An appeals court on Friday resurrected the case against four Blackwater Worldwide guards involved in a 2007 shooting in a Baghdad public square that killed 17 Iraqi citizens.
A federal trial judge in Washington, Ricardo Urbina, threw out the case on New Year's Eve 2009 after he found the Justice Department mishandled evidence and violated the guards' constitutional rights.
But a three-judge panel of the U.S. Court of Appeals ruled Friday that Urbina wrongly interpreted the law. It ordered that he reconsider whether there was any tainted evidence against four of the five defendants —former Marines Evan Liberty of Rochester, N.H.; Donald Ball of West Valley City, Utah; and Dustin Heard of Knoxville, Tenn.; and Army veteran Paul Slough from Keller, Texas.

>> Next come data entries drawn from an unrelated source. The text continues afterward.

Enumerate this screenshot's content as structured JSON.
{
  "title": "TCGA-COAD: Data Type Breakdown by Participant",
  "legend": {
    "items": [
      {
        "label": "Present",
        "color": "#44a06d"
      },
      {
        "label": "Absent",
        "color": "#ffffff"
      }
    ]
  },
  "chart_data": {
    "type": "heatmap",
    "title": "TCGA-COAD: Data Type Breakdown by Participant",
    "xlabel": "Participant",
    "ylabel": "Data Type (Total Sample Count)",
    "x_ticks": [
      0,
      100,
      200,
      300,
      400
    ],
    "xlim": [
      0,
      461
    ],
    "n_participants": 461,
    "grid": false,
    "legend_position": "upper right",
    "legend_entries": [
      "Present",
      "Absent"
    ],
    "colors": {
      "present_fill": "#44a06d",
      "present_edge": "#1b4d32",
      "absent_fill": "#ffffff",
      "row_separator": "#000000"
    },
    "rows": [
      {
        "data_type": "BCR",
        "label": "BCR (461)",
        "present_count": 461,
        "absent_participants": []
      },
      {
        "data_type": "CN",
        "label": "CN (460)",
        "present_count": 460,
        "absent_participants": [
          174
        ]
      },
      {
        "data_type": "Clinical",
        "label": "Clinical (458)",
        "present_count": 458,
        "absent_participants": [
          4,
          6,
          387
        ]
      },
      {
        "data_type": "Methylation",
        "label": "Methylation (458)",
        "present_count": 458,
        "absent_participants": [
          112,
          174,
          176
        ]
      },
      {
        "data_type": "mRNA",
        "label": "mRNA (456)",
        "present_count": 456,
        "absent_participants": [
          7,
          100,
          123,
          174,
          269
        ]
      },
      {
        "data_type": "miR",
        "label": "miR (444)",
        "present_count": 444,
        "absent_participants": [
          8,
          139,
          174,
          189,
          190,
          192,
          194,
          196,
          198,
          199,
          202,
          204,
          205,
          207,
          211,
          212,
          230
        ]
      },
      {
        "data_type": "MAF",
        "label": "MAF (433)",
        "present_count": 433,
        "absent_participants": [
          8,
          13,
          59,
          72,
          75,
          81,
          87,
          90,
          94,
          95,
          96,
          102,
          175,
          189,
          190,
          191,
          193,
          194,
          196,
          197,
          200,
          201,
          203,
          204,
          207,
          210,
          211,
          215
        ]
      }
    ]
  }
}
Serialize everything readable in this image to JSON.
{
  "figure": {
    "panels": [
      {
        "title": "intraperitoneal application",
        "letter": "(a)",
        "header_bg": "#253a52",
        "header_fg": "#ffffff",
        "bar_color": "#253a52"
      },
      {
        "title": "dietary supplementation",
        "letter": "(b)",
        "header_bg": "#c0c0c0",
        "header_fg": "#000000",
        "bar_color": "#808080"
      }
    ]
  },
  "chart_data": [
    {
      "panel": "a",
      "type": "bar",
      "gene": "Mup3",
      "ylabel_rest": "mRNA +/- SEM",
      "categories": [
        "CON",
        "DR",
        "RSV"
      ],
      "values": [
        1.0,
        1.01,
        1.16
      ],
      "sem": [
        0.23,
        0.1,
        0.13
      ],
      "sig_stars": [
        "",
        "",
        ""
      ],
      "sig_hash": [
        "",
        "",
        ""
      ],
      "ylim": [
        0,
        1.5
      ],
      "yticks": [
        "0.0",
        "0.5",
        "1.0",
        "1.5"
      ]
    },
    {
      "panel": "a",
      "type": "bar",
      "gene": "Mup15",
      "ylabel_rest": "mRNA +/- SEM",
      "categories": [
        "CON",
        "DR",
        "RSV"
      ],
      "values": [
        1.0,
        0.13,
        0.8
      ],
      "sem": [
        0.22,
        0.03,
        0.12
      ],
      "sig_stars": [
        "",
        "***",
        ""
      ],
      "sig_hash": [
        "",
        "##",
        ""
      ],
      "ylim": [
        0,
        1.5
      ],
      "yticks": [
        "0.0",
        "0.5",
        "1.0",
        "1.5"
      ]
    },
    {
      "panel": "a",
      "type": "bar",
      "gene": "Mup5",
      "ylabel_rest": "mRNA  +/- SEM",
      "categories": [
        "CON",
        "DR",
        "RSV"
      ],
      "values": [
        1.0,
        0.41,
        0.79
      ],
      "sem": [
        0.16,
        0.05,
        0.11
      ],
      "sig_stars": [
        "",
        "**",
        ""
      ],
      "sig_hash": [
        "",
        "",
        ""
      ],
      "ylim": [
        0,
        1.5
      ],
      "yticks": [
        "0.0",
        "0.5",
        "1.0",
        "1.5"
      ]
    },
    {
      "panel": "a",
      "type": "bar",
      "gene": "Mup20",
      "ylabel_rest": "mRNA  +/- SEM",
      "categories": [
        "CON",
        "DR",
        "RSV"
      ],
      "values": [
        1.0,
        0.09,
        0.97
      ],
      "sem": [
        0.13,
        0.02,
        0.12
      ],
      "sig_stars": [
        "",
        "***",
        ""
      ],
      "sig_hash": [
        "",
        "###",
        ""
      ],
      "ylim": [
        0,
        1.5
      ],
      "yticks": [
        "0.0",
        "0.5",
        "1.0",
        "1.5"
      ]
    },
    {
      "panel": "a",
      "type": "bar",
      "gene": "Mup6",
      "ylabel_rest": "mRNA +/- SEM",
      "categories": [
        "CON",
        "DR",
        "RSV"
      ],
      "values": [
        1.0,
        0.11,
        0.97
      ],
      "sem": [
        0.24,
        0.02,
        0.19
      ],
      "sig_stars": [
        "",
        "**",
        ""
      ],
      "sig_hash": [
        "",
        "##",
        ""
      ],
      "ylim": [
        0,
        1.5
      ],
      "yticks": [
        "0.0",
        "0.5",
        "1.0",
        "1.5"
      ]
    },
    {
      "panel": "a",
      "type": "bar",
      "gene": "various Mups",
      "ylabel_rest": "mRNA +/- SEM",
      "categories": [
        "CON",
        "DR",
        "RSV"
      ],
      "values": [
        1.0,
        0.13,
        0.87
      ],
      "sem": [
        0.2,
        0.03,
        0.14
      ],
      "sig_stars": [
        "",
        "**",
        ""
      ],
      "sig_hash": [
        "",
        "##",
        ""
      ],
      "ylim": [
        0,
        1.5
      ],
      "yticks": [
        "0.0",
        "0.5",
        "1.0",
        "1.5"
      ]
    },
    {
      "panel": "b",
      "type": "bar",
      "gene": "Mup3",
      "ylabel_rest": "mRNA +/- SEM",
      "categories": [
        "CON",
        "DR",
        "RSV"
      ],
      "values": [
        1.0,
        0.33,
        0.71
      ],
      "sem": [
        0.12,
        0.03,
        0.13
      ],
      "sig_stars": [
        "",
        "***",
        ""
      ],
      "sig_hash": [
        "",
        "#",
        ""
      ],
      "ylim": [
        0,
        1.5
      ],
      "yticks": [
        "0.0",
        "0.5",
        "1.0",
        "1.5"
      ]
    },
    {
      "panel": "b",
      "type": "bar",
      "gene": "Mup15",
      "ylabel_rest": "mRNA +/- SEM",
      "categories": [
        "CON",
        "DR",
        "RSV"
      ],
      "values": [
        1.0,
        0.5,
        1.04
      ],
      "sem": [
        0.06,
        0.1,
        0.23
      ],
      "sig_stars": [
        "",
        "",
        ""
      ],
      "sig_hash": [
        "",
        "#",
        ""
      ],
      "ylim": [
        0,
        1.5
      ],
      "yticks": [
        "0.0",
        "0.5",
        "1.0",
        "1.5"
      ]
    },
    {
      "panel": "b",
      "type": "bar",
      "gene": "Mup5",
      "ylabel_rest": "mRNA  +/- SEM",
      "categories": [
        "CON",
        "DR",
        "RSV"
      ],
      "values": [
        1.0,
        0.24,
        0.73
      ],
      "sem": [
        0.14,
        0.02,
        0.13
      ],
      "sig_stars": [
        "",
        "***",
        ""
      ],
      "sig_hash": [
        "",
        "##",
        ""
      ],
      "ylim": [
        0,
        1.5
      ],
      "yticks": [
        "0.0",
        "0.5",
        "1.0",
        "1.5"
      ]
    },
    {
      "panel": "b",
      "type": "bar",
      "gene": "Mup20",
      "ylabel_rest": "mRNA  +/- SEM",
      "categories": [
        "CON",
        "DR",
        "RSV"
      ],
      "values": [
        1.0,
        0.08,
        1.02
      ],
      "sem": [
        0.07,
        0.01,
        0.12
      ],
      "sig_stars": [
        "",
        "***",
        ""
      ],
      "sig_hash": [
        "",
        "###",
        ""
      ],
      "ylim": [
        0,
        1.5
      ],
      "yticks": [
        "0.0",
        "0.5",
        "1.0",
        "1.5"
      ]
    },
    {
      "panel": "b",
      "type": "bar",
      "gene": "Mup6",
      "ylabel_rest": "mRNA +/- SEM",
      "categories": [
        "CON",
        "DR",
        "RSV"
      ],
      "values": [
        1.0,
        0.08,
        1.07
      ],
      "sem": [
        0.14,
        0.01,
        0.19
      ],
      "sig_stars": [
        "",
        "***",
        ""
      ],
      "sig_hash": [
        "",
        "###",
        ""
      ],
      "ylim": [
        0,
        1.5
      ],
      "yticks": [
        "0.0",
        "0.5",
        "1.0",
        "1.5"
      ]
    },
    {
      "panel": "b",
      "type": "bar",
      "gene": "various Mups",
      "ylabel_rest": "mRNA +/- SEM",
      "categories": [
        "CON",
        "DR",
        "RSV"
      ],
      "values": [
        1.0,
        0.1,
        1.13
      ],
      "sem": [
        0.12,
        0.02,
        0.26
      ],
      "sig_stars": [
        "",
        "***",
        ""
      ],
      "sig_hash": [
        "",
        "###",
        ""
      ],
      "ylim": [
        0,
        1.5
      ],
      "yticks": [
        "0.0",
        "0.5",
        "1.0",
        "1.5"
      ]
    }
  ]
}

The Justice Department has dismissed charges against the fifth defendant, Nick Slatten, a former U.S. Army sergeant from Sparta, Tenn.
Blackwater security contractors were guarding U.S. diplomats when the guards opened fire in Nisoor Square, a crowded Baghdad intersection, on Sept. 16, 2007. Seventeen people were killed, including women and children, and 20 others wounded in a shooting that inflamed anti-American sentiment in Iraq.